Chez Isabel Marant, le blanc s’amuse en mini-jupe plissée juvénile ou à pompons, en total look pantalon fluide ajouré et tunique romaine ceinturée, en tuniques king size à franges.

Black and white

Le blanc avance parfois masqué. Virginal, il est la couleur des anges mais aussi des fantômes, de l’abstention comme des nuits blanches. Il connaît quantité de nuances. La plus fantasmatique des couleurs ne se sépare jamais longtemps de son alter ego le noir, incontournable chaque saison comme signature de l’élégance et du chic occidental.
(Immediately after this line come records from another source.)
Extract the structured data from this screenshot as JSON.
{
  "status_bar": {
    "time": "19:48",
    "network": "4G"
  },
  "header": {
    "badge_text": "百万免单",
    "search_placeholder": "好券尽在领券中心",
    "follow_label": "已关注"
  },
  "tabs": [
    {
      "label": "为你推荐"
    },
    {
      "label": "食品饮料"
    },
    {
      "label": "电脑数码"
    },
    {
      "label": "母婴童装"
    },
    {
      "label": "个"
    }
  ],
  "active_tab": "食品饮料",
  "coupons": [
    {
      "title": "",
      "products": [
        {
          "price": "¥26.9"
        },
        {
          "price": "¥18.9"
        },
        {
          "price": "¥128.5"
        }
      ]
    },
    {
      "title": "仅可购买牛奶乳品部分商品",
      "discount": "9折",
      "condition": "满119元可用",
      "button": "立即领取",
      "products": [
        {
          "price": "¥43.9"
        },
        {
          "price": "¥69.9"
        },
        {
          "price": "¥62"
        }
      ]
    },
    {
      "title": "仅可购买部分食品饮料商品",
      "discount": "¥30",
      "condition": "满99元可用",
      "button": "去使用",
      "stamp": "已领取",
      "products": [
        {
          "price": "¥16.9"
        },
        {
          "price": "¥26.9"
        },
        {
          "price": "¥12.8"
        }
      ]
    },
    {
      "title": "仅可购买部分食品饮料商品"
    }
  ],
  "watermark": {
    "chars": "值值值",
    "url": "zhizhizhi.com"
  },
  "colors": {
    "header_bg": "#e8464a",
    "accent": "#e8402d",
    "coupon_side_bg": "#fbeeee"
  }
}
Chez Givenchy le blanc intervient en touches précieuses dans un univers sombre néo-gothique très sophistiqué, chez Chanel il est un faire valoir de la couleur. Chez Isabel Marant comme chez Hermès, les imprimés noir et blanc très graphiques évoquent les étonnants brous de noix de Pierre Soulages, le peintre du noir et de la lumière, dans la première période d’avant son Outrenoir.

Le black and white de l’été admet aussi des variations gris clair, bleu pastel (Dior, Bottega Venetta ) ou mauve (Balenciaga).

Les couleurs primaires jouent les guest stars : rouge sang chez Isabel Marant, profond chez Vuitton et Hermès, bleu nuit ( Dior, Valentino). L’heure est aussi au recentrage.

Et pour tout un chacune, on trouvera aussi cet été de fort jolies chemises fluides immaculées chez H&M, Zara, Primark et autre Asos.